The final thinker whose work has contributed to the editorial framework of this issue wrote 50 years before Sloterdijk and Sharpe, whose proposition is anchored simultaneously in a masterful understanding of colonialism and in directly acting to dismantle it. In L’an V de la révolution algérienne (Studies in a Dying Colonialism, Monthly Review, 1965), Frantz Fanon writes the following:
“There is not occupation of territory, on the one hand, and independence of persons on the other. It is the country as a whole, its history, its daily pulsation that are contested, disfigured, in the hope of a final destruction. Under these conditions, the individual’s breathing is an observed, an occupied breathing. It is a combat breathing.”
At a time when colonialism is perceived by the former colonial powers as a past historical era, the idea that colonial domination does not occur at the surface of cartographic territories, but, instead, through the (attempted) atmospheric control of every aspect of life, is fundamental to understanding this domination as a structure. This atmospheric control encompasses all colonized bodies in their very biology and anatomy.
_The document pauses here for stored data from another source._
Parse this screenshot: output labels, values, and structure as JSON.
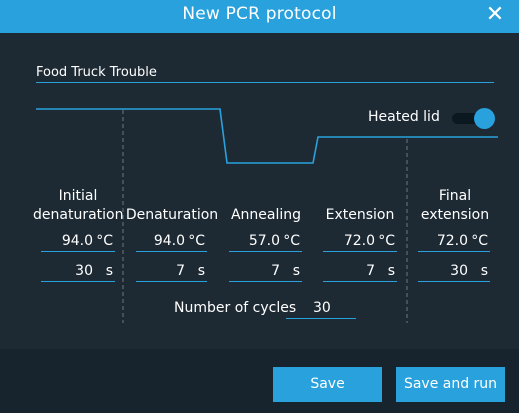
{
  "dialog": {
    "title": "New PCR protocol",
    "close_glyph": "✕",
    "accent_color": "#29a1dd",
    "background_color": "#1d2a34"
  },
  "protocol_name": "Food Truck Trouble",
  "heated_lid": {
    "label": "Heated lid",
    "on": true
  },
  "steps": [
    {
      "label_line1": "Initial",
      "label_line2": "denaturation",
      "temperature": "94.0",
      "temp_unit": "°C",
      "duration": "30",
      "duration_unit": "s"
    },
    {
      "label_line1": "",
      "label_line2": "Denaturation",
      "temperature": "94.0",
      "temp_unit": "°C",
      "duration": "7",
      "duration_unit": "s"
    },
    {
      "label_line1": "",
      "label_line2": "Annealing",
      "temperature": "57.0",
      "temp_unit": "°C",
      "duration": "7",
      "duration_unit": "s"
    },
    {
      "label_line1": "",
      "label_line2": "Extension",
      "temperature": "72.0",
      "temp_unit": "°C",
      "duration": "7",
      "duration_unit": "s"
    },
    {
      "label_line1": "Final",
      "label_line2": "extension",
      "temperature": "72.0",
      "temp_unit": "°C",
      "duration": "30",
      "duration_unit": "s"
    }
  ],
  "cycles": {
    "label": "Number of cycles",
    "value": "30"
  },
  "buttons": {
    "save": "Save",
    "save_and_run": "Save and run"
  }
}
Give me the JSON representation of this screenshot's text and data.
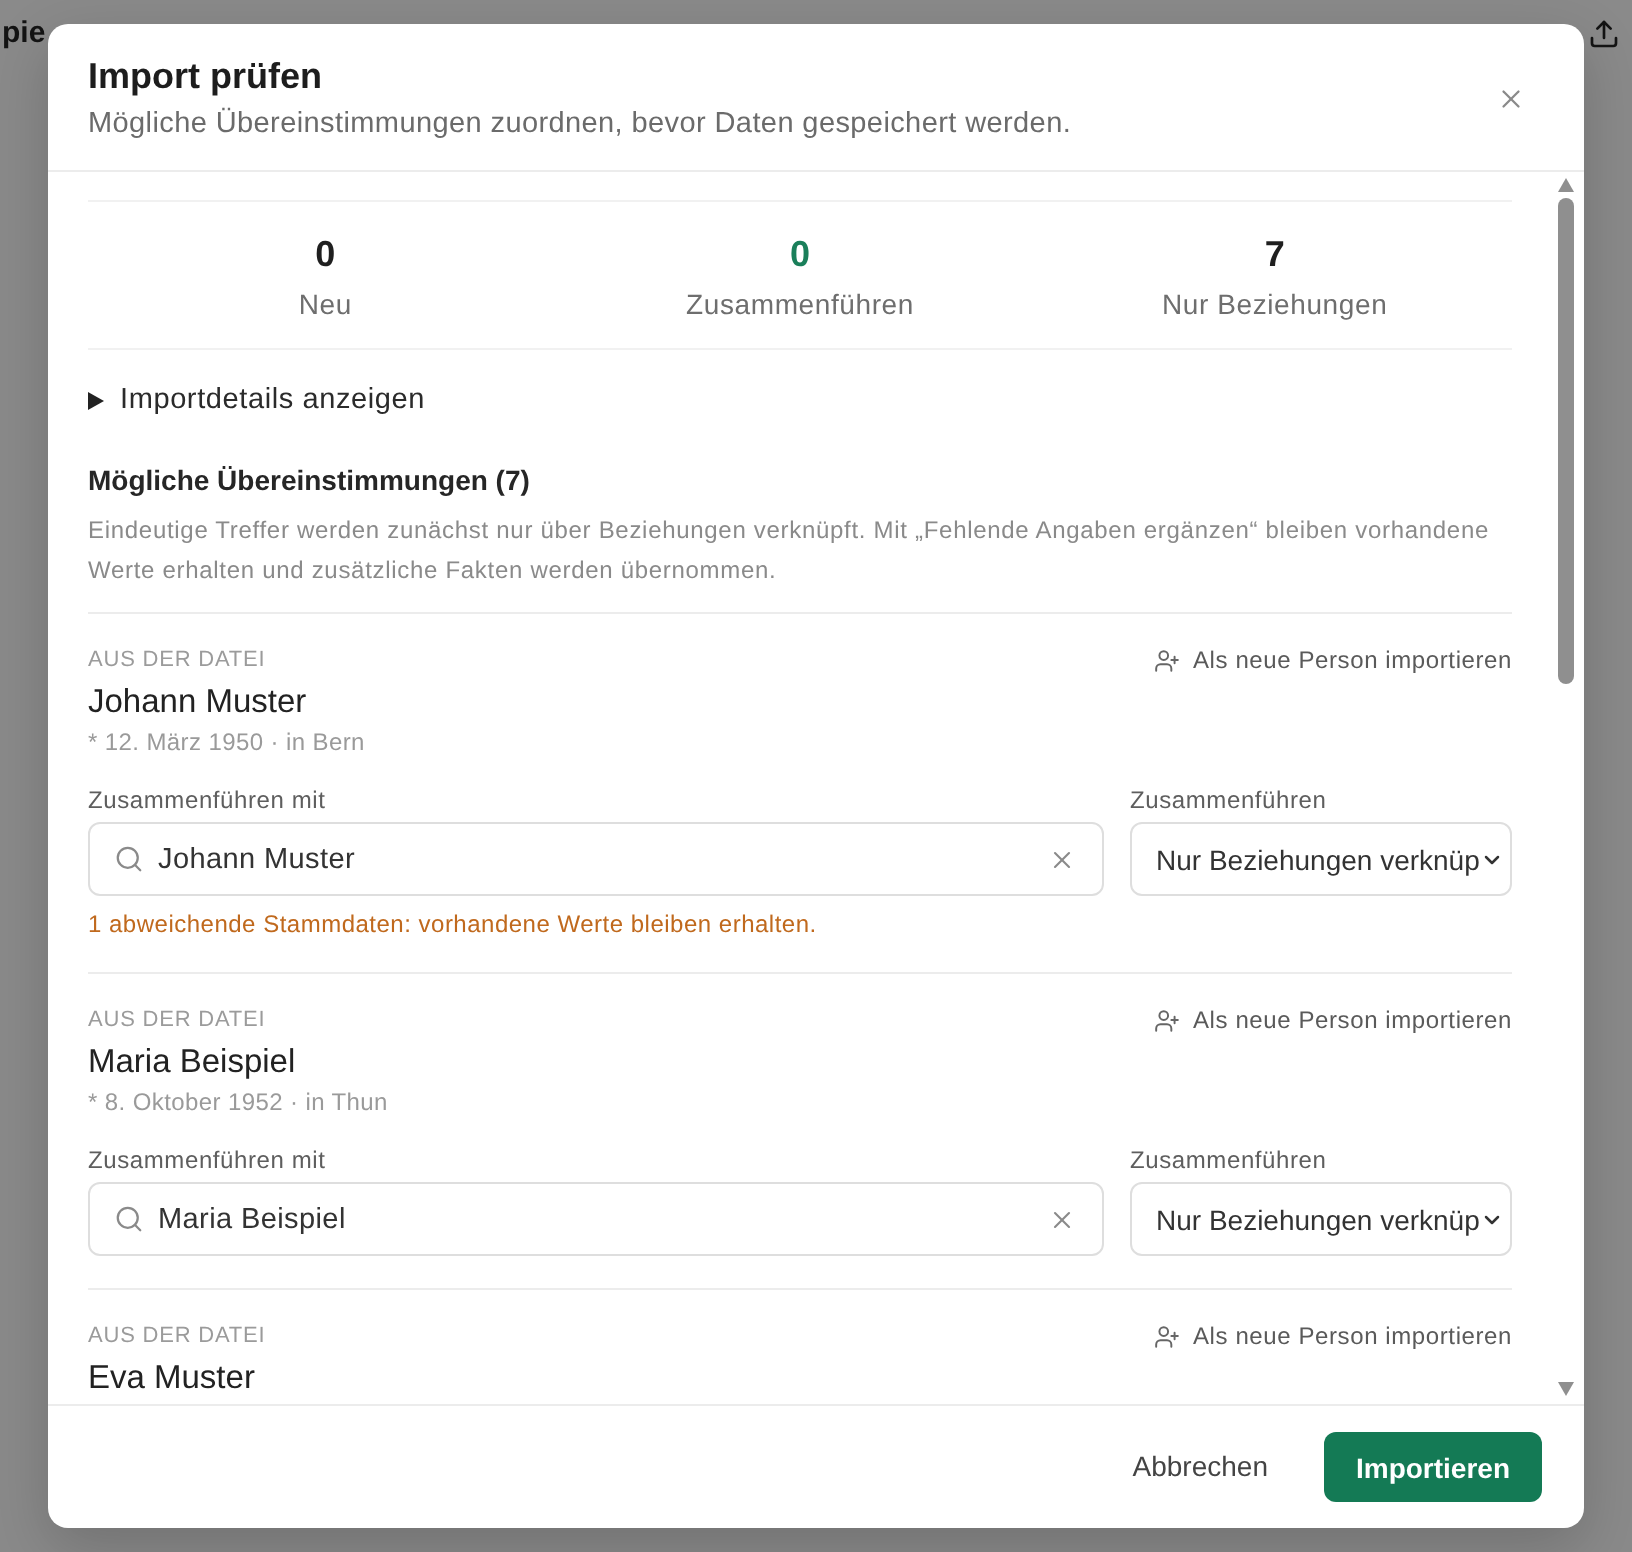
{
  "page": {
    "title": "pie"
  },
  "dialog": {
    "title": "Import prüfen",
    "subtitle": "Mögliche Übereinstimmungen zuordnen, bevor Daten gespeichert werden.",
    "stats": [
      {
        "value": "0",
        "label": "Neu",
        "color": "#1f1f1f"
      },
      {
        "value": "0",
        "label": "Zusammenführen",
        "color": "#1a7f5a"
      },
      {
        "value": "7",
        "label": "Nur Beziehungen",
        "color": "#1f1f1f"
      }
    ],
    "details_toggle": {
      "label": "Importdetails anzeigen",
      "expanded": false
    },
    "matches_title": "Mögliche Übereinstimmungen (7)",
    "matches_description": "Eindeutige Treffer werden zunächst nur über Beziehungen verknüpft. Mit „Fehlende Angaben ergänzen“ bleiben vorhandene Werte erhalten und zusätzliche Fakten werden übernommen.",
    "matches": [
      {
        "source_label": "AUS DER DATEI",
        "action": "Als neue Person importieren",
        "name": "Johann Muster",
        "meta": "* 12. März 1950 · in Bern",
        "merge_with": {
          "label": "Zusammenführen mit",
          "value": "Johann Muster"
        },
        "mode": {
          "label": "Zusammenführen",
          "value": "Nur Beziehungen verknüp"
        },
        "warning": "1 abweichende Stammdaten: vorhandene Werte bleiben erhalten."
      },
      {
        "source_label": "AUS DER DATEI",
        "action": "Als neue Person importieren",
        "name": "Maria Beispiel",
        "meta": "* 8. Oktober 1952 · in Thun",
        "merge_with": {
          "label": "Zusammenführen mit",
          "value": "Maria Beispiel"
        },
        "mode": {
          "label": "Zusammenführen",
          "value": "Nur Beziehungen verknüp"
        }
      },
      {
        "source_label": "AUS DER DATEI",
        "action": "Als neue Person importieren",
        "name": "Eva Muster"
      }
    ],
    "footer": {
      "cancel": "Abbrechen",
      "confirm": "Importieren"
    }
  }
}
Throughout The Wretched of the Earth (1961), Fanon talks about the “muscular contraction” of the colonized body, who is “constantly on his guard.” He describes the colonized body’s dreams—let’s not forget that Fanon was a psychiatrist—as being “muscular dreams: dreams of action, dreams of aggressive vitality. I dream I am jumping, swimming, running, and climbing. I dream I burst out laughing, I am leaping across a river and chased by a pack of cars that never catches up with me.” If we take these dreams and Fanon’s concept of “combat breathing” together, we are invited to think of the lungs as a muscle, sometimes atrophied by the toxicity of colonial atmospheres, but always ready to draw a sudden breath of air in the decolonial efforts.